Letter: Jim Linville was a teacher of light | SteamboatToday.com

Letter: Jim Linville was a teacher of light

Routt County lost a really bright light this week in Jim Linville, lifelong educator, mountaineer, hero, environmentalist, world traveler, human communicator and philosopher. Recently, challenges have galloped ahead of our human ability to cope, and not everyone behaved or reacted well. We could really use more Jim Linvilles in these complicated times.

Jim could help those around him learn to persevere through challenges with a smile, to see beauty everywhere, in nature and in each other. He observed, listened; he was kind, he sought to understand. He assumed he had something to learn, and he brought people along. Isn’t that the true definition of a leader?

Once, on a cold and windy day in Mongolia, we had to fix a broken fence at an orphanage with our high school students and hosts. Our tools: bowls for digging, rocks for hammers.

Me: “We’ll never get the kids to do this.”

Jim: “This is going to be fun!”

Being an engineer helped, (he was), and a carpenter (he was that, too), but it was how he went about it with us. We had a ball, made lifelong friends and got that fence built. Language and culture were not a problem.

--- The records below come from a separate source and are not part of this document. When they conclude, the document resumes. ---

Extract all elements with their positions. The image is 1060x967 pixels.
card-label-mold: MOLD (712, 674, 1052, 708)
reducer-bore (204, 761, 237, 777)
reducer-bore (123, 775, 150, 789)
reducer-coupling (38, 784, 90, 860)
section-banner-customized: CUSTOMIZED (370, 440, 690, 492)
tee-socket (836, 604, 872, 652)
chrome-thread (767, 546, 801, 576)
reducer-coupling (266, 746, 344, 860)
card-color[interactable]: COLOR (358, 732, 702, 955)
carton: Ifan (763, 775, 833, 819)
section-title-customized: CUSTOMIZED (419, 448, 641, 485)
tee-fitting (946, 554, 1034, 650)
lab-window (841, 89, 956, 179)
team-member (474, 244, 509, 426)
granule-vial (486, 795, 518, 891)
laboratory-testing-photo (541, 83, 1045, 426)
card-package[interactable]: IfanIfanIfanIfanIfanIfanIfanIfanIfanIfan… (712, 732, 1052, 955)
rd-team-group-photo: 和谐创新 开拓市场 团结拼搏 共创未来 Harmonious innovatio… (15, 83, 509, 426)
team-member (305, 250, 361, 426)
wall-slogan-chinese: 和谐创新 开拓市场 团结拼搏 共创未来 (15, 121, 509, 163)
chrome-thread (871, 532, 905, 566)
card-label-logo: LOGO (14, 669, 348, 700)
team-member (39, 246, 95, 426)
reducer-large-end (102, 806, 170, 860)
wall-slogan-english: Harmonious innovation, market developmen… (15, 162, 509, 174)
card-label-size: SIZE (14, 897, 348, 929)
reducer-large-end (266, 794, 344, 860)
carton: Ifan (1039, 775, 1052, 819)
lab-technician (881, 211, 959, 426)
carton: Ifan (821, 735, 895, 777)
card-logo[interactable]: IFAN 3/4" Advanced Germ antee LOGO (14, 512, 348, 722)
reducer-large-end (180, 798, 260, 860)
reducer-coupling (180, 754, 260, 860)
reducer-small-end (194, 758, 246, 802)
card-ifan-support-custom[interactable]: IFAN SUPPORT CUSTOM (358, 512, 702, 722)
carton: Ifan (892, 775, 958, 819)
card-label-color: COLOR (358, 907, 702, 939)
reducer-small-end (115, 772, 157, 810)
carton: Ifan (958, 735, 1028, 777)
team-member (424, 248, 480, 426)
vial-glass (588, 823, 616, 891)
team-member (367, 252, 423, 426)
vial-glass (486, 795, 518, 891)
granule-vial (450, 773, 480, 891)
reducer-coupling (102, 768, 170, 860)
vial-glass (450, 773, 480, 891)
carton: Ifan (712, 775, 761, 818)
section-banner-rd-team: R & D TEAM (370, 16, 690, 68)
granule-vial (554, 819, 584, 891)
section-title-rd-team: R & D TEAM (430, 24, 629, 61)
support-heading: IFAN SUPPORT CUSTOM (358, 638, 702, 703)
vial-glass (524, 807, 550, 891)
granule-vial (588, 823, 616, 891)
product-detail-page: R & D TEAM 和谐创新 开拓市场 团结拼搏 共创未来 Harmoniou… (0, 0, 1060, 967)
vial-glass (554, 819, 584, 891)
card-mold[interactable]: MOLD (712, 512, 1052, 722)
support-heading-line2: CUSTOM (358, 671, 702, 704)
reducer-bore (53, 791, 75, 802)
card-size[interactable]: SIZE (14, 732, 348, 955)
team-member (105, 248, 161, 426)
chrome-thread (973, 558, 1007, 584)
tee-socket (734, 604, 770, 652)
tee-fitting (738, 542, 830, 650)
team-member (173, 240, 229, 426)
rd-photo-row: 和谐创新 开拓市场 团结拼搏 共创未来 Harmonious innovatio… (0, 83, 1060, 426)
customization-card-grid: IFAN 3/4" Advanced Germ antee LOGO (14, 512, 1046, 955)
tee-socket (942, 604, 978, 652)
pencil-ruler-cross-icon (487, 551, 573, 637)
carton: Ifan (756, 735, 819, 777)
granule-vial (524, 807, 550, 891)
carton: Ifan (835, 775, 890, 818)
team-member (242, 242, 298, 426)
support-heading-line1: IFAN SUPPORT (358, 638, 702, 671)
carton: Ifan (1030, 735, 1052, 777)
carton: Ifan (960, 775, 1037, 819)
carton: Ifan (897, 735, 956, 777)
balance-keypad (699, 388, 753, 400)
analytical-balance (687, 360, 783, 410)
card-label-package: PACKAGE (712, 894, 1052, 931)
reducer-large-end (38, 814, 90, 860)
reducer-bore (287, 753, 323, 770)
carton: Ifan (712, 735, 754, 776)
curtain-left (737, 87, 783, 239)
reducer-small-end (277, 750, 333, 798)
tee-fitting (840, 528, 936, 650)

He worked with groups tackling tamarack on the river systems, helped snowmobilers get along with backcountry skiers, rescued endless lost and injured hunters. He led students up 14ers, “freed our heels and our souls” on telemark skis and guided incredible trips through the wilds of Africa.

He spoke Swahili. Really? His French, algebra and geography classes were challenging but beloved. He modeled perfectly the mission of Steamboat Mountain School, previously Whiteman, where he had a huge role in raising me as a teacher. I knew it was a rare gift to be around him.

I leave you with Jim’s method of quickly integrating a group of people. Picture him lining us up, side by side, holding hands. Then he’d duck under the linked hands of those in the line, weaving in and out, saying, “Don’t let go! Hold on! Trust me!”

We would become impossibly tangled, and after much giggling and silliness, finally … ta da! We were side by side again. How did he do that? My answer, together, with gusto, understanding, trust, empathy, kindness, laughter and, finally, optimism. That’s the secret.

Thank you, Jim Linville. God Bless you on your next grand adventure.